24 Hours Unplugged


“If your house was on fire and you could only save one thing, what would it be?”

A question we’re all familiar with and one which has been known to reveal a lot about a person, this used to require a fairly substantial pause before answering. But when I was asked recently, I was secretly ashamed and visibly shocked at the response that left my mouth without me even having registered the question. The truth is, that as much as I would like to say something thoughtful and profound, my answer was “my iPhone.”
It made me think about what my mum has been telling me for a while- why would I struggle so much to live without my phone? Perhaps this is merely a pseudo-dependency; some kind of psychological glitch we could quite easily overcome if we actually tried to.
In a desperate attempt to relieve myself of this feeling, I set myself a challenge: last 24 hours without my iPhone. It turns out it’s easier said that done.
7:30 Being completely unprepared for life without my phone, I woke up half an hour late and having grown accustomed to throwing a pillow at my phone to muffle the alarm, I almost threw one at my mum.

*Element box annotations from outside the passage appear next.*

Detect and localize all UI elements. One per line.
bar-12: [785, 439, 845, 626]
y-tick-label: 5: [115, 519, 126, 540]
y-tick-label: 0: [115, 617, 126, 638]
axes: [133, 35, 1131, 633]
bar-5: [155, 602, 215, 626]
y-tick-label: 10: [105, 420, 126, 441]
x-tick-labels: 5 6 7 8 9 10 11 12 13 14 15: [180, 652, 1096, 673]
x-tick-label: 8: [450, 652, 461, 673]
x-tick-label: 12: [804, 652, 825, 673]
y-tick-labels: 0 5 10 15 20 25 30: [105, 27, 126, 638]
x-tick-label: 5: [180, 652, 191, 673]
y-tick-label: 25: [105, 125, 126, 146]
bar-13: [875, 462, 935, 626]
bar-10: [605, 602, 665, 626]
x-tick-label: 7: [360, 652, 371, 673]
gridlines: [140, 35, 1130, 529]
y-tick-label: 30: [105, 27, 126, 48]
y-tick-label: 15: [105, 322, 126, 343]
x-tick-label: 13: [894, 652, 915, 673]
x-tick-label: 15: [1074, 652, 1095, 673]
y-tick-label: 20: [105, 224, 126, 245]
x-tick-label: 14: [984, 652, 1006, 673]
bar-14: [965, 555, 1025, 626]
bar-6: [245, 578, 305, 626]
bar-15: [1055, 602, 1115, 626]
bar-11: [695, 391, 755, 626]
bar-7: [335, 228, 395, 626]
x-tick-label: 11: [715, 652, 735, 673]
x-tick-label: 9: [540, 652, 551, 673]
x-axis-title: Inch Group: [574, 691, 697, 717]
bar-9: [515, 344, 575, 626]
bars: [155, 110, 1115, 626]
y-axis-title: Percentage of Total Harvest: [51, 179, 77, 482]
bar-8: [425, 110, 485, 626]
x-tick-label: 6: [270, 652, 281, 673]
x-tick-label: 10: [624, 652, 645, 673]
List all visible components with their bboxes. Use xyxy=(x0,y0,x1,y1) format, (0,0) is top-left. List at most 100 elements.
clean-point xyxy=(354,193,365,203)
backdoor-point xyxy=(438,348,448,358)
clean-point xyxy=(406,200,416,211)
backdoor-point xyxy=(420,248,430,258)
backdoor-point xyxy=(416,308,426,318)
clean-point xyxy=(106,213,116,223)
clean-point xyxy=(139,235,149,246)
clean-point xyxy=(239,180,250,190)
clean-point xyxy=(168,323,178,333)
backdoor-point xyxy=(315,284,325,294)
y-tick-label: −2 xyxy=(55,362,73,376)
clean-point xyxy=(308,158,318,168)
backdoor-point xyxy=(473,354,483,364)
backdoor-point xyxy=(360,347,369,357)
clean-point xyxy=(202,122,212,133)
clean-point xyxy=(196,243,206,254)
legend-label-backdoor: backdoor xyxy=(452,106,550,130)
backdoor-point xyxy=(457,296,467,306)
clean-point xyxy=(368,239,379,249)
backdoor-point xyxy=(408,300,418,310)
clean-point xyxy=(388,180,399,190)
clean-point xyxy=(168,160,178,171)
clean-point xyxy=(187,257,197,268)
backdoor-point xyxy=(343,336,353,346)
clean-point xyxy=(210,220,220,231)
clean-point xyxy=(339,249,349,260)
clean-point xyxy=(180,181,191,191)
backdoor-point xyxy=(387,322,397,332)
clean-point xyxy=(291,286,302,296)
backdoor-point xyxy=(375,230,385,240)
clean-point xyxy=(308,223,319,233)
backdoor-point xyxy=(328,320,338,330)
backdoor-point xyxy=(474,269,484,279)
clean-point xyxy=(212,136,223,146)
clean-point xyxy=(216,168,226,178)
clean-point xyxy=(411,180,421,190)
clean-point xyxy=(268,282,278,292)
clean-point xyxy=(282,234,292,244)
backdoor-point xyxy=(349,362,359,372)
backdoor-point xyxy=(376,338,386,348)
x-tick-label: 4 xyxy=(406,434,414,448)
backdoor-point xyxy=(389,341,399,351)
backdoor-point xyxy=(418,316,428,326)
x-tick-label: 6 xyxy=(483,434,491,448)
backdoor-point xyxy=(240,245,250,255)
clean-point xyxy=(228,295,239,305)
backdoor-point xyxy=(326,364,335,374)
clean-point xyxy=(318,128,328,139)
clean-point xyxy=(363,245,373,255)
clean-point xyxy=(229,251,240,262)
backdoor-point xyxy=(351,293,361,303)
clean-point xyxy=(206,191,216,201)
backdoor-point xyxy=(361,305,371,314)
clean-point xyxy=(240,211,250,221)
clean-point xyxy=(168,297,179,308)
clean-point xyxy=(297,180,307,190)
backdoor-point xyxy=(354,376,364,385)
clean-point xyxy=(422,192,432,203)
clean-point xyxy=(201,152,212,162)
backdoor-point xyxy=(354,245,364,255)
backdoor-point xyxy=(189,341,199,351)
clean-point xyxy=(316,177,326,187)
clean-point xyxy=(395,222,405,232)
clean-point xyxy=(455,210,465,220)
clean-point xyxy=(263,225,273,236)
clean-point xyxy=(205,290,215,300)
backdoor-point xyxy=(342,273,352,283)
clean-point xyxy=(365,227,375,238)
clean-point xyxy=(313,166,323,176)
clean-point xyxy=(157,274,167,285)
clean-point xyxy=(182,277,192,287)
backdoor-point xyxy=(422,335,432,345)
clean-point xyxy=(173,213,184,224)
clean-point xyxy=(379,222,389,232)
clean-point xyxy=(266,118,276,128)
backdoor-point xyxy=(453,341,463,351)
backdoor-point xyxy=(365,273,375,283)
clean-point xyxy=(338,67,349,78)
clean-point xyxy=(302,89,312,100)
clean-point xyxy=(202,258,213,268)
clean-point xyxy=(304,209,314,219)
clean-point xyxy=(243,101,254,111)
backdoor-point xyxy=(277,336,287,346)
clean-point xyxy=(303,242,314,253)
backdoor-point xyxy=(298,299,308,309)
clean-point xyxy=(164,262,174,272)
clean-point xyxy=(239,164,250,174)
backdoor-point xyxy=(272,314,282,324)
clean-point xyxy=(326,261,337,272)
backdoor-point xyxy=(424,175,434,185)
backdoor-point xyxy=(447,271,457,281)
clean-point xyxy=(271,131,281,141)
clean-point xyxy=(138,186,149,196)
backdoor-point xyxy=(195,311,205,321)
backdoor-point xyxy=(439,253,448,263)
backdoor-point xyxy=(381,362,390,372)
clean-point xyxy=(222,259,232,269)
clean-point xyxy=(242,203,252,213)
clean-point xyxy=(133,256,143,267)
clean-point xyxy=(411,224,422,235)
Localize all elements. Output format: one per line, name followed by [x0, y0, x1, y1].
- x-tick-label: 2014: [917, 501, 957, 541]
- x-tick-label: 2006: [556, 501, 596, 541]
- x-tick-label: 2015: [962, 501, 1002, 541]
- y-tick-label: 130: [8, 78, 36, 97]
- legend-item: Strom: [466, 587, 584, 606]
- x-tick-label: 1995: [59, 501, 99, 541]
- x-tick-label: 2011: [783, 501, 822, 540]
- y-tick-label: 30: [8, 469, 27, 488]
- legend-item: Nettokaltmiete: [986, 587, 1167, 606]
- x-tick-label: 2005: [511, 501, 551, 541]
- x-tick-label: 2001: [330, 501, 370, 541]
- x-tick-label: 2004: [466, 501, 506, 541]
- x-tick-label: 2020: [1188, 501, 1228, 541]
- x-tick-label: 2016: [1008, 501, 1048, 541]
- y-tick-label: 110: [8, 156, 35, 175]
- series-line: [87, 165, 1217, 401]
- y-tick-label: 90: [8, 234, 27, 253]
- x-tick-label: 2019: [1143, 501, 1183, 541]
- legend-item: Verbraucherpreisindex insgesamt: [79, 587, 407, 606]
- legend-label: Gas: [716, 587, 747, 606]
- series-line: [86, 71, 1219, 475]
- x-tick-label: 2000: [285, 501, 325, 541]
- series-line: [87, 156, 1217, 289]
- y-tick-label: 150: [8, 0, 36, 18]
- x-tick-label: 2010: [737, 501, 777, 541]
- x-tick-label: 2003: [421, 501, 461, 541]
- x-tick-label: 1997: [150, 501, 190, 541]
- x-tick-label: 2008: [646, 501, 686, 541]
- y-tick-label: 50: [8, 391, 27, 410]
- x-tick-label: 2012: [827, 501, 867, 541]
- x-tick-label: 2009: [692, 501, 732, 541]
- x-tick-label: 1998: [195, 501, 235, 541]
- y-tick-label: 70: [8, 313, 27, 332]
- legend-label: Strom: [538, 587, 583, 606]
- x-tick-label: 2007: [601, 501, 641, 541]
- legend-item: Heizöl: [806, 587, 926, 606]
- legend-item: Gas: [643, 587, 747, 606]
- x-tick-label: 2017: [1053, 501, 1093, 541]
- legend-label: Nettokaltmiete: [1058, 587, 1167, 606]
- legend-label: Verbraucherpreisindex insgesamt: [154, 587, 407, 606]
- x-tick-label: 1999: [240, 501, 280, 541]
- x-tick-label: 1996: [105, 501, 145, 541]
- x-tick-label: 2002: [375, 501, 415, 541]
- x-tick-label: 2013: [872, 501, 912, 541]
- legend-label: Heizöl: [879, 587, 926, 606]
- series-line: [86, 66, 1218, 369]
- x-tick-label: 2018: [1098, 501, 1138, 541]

8:45 I arrive in town, having suffered twenty minutes of sitting on the bus twiddling my thumbs, feeling serious withdrawal symptoms. It turns out that starring out of the windows and people-watching isn’t as appealing when you’re going through fallowfield as it may be in Paris.  A conclusion based on the presence of pyjama-clad university students leaving Lloyd’s pharmacy and the distinct lack of chic, dog walking Parisians. So, sadly, it didn’t live up to its “surprisingly therapeutic” reputation.
 iPhone 1. Me 0.
And so it continued…
The main problem I faced was this; my phone held my to do lists, something I am quite anal about. What on earth was I to do without my to do lists? Eventually I turned to pen and paper, but a post-it doesn’t sing to you to remind you to buy shampoo. Nor can it light up with the message that there’s a new sale starting at Topshop. Being without my phone forced me to do things the old fashioned way and actually use my memory.  I can often be seen running around like a headless chicken, proclaiming that I am simply too busy and have so little time, but unplugging myself from my phone has actually cleared my head. I spend less time procrastinating and more time actually ticking boxes on my to do list. I didn’t constantly feel the need to check Facebook or have a quick browse of Pinterest and so I managed to act like a normal, sane person who actually has plenty of time.
But however liberating 24 hours was, the truth is that a life without a phone is one spent away from the rat-race of modern life. And as much as I would love to be someone who didn’t care about that, I do. After all, there must be a reason Apple have such a monopoly over our lives: my iPhone allows me to keep up with life instead of constantly chasing it. Quite frankly, I can’t run for very long without it.